Jean-Christophe Lagarde, député UDF de Seine-Saint-Denis, estime que Dominique de Villepin "n'a plus aucune autorité ni sur le gouvernement, ni sur sa majorité, ni chez les Français", dans un entretien au Parisien publié mardi. — Gabriel BOuys AFP/Archives
Interview de Jean-Christophe Lagarde, deputé-maire (Nouveau Centre) de Drancy (Seine-Saint-Denis) :

La Cour des comptes dénonce dans un rapport l’inefficacité de la politique de la Ville menée par les différents gouvernements depuis vingt ans. Partagez-vous ce point de vue?


Il faut distinguer deux choses. La politique de la Ville liée à l’urbanisme est lisible mais pas celle qui porte sur l’animation sociale. Il s’agit d’un maquis dans lequel personne ne comprend rien. Les dispositifs s’accumulent les uns sur les autres et je serais incapable, alors que je suis un élu de banlieue, d’en citer la totalité. Aucune hiérarchie ni priorité au cours des années n’a été mise en place.

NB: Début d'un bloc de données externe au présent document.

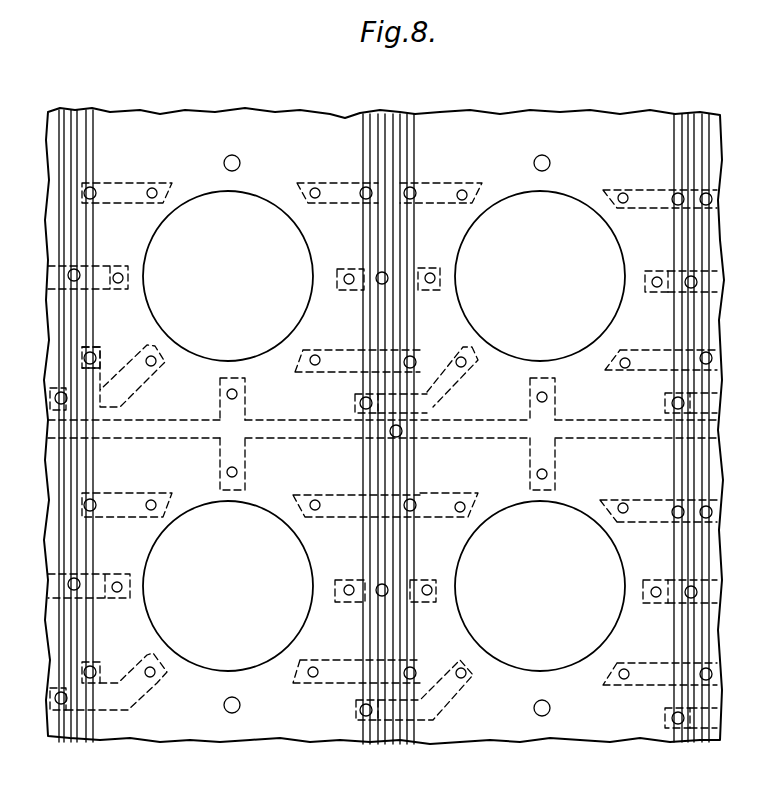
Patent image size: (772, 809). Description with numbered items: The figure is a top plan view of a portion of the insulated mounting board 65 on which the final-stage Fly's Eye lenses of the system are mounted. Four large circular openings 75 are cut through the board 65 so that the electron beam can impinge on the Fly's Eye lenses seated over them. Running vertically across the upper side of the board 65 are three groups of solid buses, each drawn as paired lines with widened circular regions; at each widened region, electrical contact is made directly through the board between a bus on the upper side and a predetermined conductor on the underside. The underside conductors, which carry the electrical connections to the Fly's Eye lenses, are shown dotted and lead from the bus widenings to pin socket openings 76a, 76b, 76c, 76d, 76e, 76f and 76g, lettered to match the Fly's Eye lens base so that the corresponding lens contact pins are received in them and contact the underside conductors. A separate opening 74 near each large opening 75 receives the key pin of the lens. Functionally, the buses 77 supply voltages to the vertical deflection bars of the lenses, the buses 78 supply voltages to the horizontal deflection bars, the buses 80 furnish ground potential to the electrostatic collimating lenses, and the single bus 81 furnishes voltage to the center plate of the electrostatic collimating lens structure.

The insulated mounting board 65 is at (632, 715).
The opening 74 is at (239, 158).
The opening 75 is at (242, 292).
The pin socket opening 76a is at (153, 501).
The pin socket opening 76b is at (153, 188).
The pin socket opening 76c is at (147, 358).
The pin socket opening 76d is at (315, 188).
The pin socket opening 76e is at (237, 395).
The pin socket opening 76f is at (118, 267).
The pin socket opening 76g is at (347, 273).
The bus 77 is at (97, 115).
The bus 78 is at (60, 110).
The bus 80 is at (75, 108).
The bus 81 is at (403, 115).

Mais cela dit, il est très difficile de mesurer l’efficacité des politiques lancées. La Cour des comptes remarque que le taux de chômage dans les banlieues n’a pas diminué mais ce n’est pas le bon étalon pour mesurer l’impact d’une politique. Comment s’étonner qu’il y ait du chômage dans les ghettos à pauvres? C’est justement parce que des gens sont pauvres qu’ils vivent en banlieues.

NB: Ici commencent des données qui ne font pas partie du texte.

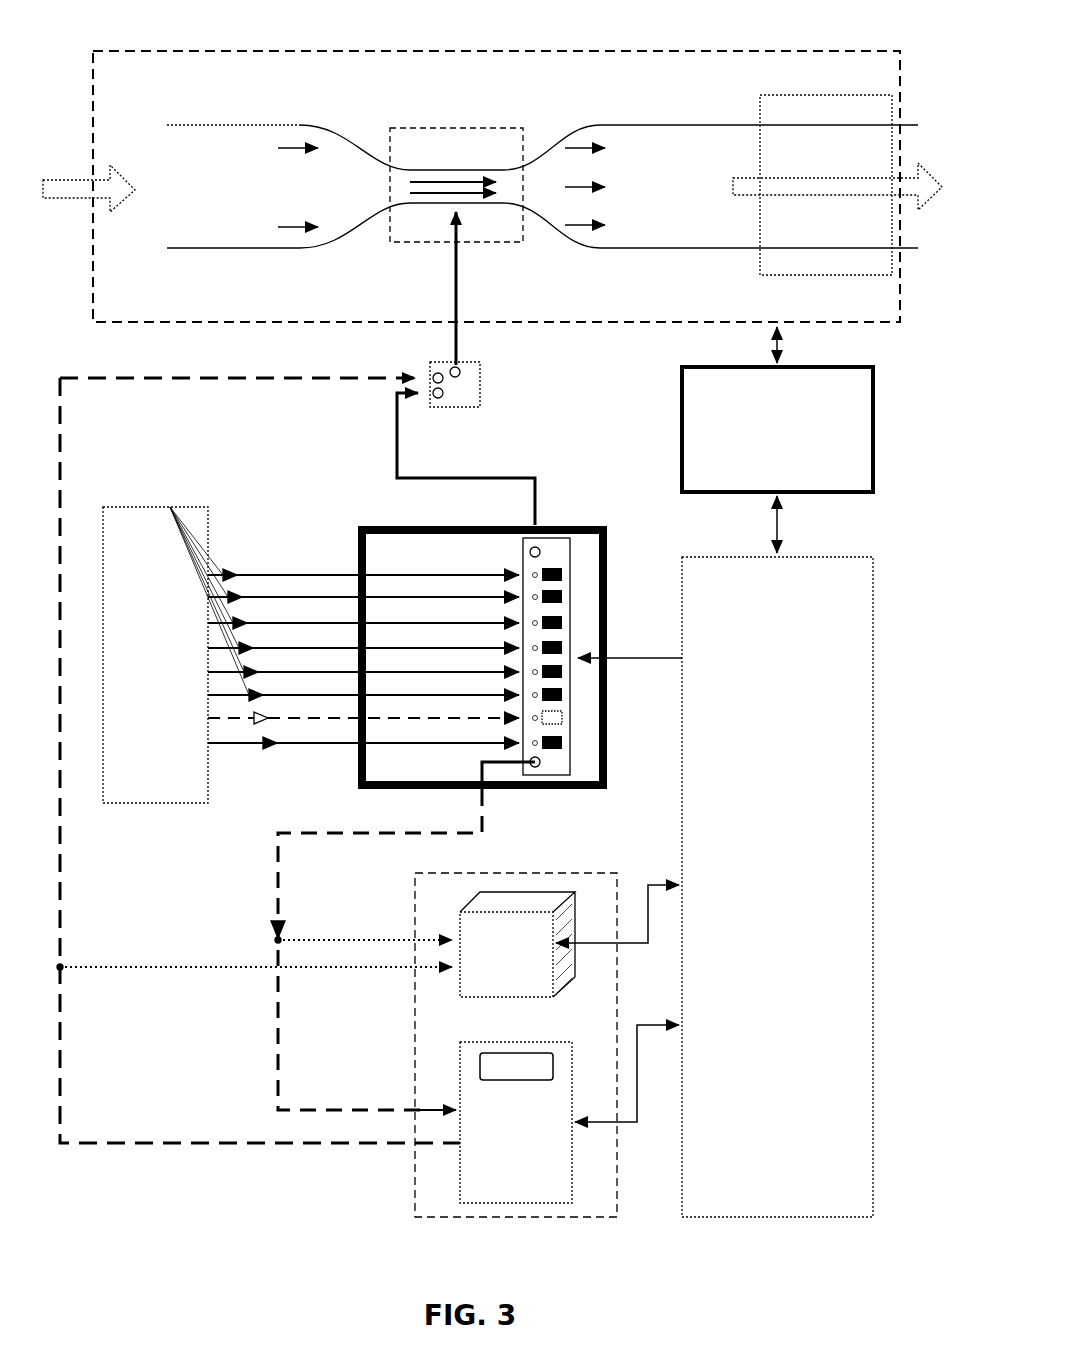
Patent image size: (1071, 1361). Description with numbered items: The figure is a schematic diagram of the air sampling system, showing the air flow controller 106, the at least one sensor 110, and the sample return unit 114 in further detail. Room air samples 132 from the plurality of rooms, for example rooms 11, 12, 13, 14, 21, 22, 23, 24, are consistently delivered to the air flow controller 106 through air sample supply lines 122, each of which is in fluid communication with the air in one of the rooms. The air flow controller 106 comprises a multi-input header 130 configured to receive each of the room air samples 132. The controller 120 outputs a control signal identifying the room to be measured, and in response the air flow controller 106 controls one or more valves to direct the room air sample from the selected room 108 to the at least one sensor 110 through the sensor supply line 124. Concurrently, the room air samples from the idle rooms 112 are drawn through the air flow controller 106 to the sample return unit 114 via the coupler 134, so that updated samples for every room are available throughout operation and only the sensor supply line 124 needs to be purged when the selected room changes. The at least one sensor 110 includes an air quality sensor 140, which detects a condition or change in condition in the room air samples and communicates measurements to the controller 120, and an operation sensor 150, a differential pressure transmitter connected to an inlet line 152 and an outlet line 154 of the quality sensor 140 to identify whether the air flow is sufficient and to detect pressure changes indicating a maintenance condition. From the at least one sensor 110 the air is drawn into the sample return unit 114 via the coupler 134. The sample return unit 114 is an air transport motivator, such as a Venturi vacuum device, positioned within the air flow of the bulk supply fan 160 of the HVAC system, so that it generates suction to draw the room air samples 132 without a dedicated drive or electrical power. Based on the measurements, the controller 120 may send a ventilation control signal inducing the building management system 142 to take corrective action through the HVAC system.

The sample return unit 114 is at (335, 78).
The bulk supply fan 160 is at (826, 185).
The coupler 134 is at (482, 383).
The building management system 142 is at (777, 460).
The controller 120 is at (725, 887).
The room air samples 132 is at (155, 655).
The air sample supply lines 122 is at (363, 594).
The room 24 is at (363, 568).
The room 23 is at (363, 590).
The room 22 is at (363, 616).
The room 21 is at (363, 641).
The room 14 is at (363, 665).
The room 13 is at (363, 688).
The room 12 is at (363, 708).
The room 11 is at (363, 736).
The selected room 108 is at (256, 724).
The idle rooms 112 is at (170, 507).
The multi-input header 130 is at (607, 535).
The air flow controller 106 is at (548, 522).
The outlet line 154 is at (62, 942).
The inlet line 152 is at (276, 1022).
The sensor supply line 124 is at (276, 873).
The at least one sensor 110 is at (413, 1052).
The operation sensor 150 is at (569, 941).
The air quality sensor 140 is at (569, 1114).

Sur le terrain, comment ressentez-vous la complexité des dispositifs existants?

Je constate que les associations dépensent parfois de l’argent pour se renseigner sur les dispositifs d’aide financière. C’est absurde. Certaines reçoivent beaucoup d’argent car elles connaissent bien la multiplication des aides. D’envergure nationale, ce n’est pas celles que l’on voit le plus bosser sur le terrain. Dans ma commune de Drancy, j’ai fait le ménage. Je remarque également qu’elles dépensent une énergie considérable à monter des dossiers de subventions. Il faudrait mettre en place des conventions triennales pour stabiliser ces aides.

C’est ce que promet justement Fadela Amara, la secrétaire d’Etat à la politique de la Ville…

D’autres ont dit ça avant elle. Mais cette idée s’oppose au principe d’annualité budgétaire cher à l’Etat.

Que préconisez-vous comme solution?

Les priorités pour l’Etat doivent être l’urbanisme, l’alphabétisation, l’accompagnement à la vie scolaire et à la professionnalisation. Mais il n’y a pas besoin d’une politique de la Ville pour l’animation sociale qui peut être assurée par chaque commune. Qu’on me donne juste pour cela l’argent de la taxe professionnelle qui est 2,5 fois inférieur à Drancy à la moyenne francilienne! Il faudrait régionaliser cette taxe afin que l’argent versé par les entreprises puisse bénéficier aux communes les plus fragilisés et ne reste pas dans les villes prospères. Je vais déposer prochainement une proposition de loi en ce sens.